The production itself looks very low-budget. I wouldn't be surprised if it was filmed in one of the production crew's parents' house over a three-day weekend. It's a very sparse set which gives the film a visually bleak flavor. It's a disturbingly claustrophobic feeling; the exact opposite of those 1950s horror movies that took place inside massive, spacious mansions with foreboding shadows. Here you can immediately imagine trying to squeeze past one of the house's inmates in a narrow, too brightly-lit hallway while they make their way towards one of the bare, tiny rooms. It's depressing to watch even before you take into account the murders, the madness and the mayhem.
It's hard to tell if the picture and sound of Digiview Productions release are a decent reproduction. The image is often overly whitewashed, but that may have been what the original production crew intended.
However, there is some censoring present which will no doubt offend the purists. While a Digiview disc of a different movie that I watched simply pixelled out the nudity leaving the scene more or less intact, here they seem to have taken out the scissors and clumsily removed any frame containing the nude form (and possibly any frames which happened to be nearby). This renders one scene completely incomprehensible. We go straight from the beginning of a sex scene, jump to some random images of people's faces and end in one of the participants leaping up and down on a bed, laughing hysterically and flinging laundry out of a door. In any other movie this would appear odd; here, it seems about par for the course.

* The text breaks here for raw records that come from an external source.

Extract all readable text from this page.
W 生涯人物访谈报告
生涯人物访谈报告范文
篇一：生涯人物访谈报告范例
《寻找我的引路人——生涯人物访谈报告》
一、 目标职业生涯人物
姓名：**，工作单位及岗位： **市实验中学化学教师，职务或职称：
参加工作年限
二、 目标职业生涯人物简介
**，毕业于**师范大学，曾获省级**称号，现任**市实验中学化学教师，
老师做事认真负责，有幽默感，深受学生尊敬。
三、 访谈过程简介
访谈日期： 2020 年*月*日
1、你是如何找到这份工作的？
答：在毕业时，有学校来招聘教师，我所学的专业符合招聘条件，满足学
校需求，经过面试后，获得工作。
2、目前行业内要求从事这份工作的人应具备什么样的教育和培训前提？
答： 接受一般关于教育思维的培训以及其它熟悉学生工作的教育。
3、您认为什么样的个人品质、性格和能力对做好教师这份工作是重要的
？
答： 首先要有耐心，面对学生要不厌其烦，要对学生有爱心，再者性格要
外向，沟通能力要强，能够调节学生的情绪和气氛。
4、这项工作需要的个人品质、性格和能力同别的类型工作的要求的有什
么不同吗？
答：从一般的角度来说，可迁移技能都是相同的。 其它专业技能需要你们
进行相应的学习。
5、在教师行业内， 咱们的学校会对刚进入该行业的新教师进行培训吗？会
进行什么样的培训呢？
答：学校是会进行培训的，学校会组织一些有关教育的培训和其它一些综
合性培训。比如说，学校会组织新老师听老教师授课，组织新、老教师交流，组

Presumably, the producers felt they could play fast and loose with logic, based on the idea that a movie about crazy people doesn't have to make any sense. It sort of works. While I can't see myself ever wanting to watch it again, I did enjoy the mental explosions that went off in my head as I tried to make some kind of sense of the images presented before me. This is not for the faint of stomach, or for anyone prone to headaches. But if the cinematic equivalent of a mental breakdown combined with 1970s horror gore is something that sounds appealing to you, then you should give this one a look.